The press conference, on a theatrical level, are oddly experimental, in the way only a monolithic company with bottomless pockets can afford to be. One year, before the show, I entered a fake home through a fake window, unperceptible to the impossibly beautiful but fake family of Los Angeles actors, all of them pretending to eat popcorn and play Xbox on their stainless, but real Scandinavian couch. Then there was the moment on the press conference stage — well, above it actually — a family materialized, trapped inside a human-sized diorama.

Microsoft's a puzzling company, behaving in ways maddeningly predictable and astonishingly inspired at the same time, without seeming to notice the collision of board room practically and art school creativity. The result is lame and it's wonderful, it's gaudy and it's fabulous, and it's all happening at once. Honestly, I look forward to seeing it — whatever it is.

Anyway, here's my best prediction for how the Microsoft press conference will go this year. Adjust your BINGO cards and post-modern art criticism accordingly.

And speaking of predictions, here's my prediction for E3 2014 press conferences from an entire year ago.

(Watch on YouTube)

UPDATE (6/4/2014): I'll just leave this list of the 46 new apps and corporate partnerships here.

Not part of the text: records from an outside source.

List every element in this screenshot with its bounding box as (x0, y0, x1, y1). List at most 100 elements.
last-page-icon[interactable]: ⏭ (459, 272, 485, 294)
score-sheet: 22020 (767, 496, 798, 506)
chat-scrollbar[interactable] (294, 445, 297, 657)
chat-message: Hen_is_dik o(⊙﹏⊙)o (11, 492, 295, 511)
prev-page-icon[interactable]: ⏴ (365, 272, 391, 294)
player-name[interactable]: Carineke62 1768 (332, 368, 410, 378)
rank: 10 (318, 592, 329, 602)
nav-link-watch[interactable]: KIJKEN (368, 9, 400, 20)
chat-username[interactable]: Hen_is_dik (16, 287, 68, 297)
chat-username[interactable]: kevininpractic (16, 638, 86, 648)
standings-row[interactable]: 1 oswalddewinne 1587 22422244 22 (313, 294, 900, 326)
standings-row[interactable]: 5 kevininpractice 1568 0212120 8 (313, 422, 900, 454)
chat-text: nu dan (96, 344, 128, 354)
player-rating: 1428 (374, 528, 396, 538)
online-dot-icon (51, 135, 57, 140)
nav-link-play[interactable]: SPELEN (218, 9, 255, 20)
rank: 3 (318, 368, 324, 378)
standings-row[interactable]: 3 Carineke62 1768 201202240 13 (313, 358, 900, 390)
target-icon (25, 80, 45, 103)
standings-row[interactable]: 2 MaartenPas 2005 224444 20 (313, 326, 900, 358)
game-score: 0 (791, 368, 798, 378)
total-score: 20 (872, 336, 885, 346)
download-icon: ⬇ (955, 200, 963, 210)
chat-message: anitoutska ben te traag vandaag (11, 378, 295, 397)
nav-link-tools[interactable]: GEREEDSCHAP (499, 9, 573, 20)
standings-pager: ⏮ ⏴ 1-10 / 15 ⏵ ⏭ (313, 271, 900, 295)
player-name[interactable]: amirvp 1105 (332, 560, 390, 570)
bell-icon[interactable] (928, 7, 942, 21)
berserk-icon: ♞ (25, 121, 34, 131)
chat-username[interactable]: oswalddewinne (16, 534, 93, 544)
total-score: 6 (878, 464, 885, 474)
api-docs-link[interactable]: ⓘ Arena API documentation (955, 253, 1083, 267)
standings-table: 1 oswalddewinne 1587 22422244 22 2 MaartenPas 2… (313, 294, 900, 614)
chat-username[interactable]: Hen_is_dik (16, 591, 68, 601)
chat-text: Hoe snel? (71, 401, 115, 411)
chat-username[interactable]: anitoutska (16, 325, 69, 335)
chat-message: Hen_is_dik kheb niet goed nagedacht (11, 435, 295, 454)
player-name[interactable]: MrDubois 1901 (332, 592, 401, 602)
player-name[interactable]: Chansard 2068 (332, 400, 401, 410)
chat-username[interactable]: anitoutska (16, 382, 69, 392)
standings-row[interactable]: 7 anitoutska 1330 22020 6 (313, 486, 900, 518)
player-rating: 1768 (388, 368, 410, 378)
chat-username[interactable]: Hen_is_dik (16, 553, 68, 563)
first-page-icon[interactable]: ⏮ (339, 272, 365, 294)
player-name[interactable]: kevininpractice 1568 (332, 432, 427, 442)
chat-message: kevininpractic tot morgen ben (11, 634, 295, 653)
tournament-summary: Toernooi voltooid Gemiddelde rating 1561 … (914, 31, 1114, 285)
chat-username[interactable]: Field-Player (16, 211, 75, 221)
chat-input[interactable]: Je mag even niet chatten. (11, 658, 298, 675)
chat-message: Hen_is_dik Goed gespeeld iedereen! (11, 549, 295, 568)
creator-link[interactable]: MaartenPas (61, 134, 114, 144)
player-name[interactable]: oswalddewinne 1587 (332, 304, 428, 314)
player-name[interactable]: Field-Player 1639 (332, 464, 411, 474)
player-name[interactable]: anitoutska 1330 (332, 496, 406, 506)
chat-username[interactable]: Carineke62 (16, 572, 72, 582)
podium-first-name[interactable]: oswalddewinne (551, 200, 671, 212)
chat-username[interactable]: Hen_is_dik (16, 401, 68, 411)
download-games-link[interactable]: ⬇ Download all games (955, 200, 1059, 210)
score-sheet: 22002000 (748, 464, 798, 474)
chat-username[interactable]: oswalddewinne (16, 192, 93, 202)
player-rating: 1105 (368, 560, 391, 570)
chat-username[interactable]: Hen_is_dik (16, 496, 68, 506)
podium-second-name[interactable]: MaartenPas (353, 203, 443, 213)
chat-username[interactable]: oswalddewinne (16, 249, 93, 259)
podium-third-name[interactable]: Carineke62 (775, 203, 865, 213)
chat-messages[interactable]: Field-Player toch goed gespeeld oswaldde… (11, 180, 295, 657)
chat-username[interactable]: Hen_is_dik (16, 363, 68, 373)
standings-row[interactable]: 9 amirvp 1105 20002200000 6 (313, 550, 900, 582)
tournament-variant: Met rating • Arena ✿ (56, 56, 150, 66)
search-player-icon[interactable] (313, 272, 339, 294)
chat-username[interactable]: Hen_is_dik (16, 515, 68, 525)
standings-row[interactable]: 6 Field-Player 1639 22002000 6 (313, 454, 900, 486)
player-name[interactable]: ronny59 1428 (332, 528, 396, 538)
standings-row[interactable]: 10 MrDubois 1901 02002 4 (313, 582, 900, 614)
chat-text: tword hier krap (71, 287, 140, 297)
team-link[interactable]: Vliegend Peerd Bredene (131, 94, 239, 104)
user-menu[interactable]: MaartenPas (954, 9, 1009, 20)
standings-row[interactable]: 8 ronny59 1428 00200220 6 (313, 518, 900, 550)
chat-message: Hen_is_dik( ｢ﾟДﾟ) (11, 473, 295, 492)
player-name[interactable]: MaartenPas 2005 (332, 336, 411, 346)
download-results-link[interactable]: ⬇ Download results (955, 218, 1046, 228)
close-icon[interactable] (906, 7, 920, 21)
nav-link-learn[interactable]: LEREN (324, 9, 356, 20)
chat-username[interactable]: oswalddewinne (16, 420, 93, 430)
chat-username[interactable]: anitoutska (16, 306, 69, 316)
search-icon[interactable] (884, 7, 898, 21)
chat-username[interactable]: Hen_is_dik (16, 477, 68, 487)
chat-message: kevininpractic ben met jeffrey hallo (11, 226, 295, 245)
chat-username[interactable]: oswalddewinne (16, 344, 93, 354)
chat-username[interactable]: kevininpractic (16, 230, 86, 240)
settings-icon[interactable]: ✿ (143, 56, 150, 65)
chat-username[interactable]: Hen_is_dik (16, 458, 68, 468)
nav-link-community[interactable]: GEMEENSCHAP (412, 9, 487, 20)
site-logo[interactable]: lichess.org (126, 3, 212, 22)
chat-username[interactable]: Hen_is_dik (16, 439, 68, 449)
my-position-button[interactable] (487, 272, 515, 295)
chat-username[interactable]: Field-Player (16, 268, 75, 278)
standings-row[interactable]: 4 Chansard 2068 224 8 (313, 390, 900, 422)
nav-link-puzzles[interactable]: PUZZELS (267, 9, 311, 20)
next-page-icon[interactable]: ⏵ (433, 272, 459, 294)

UPDATE 2 (6/8/2014): As we approach the Microsoft press conference, I concede to the Internet! About half of this prediction will probably be incorrect. Yes, you were right, Internet. I was wrong. With Microsoft's new apps and business partnerships announced ahead of the show, their presser is all but guaranteed to play directly to its base of hardcore fans, with the company spending the majority of its conference on games, games, games.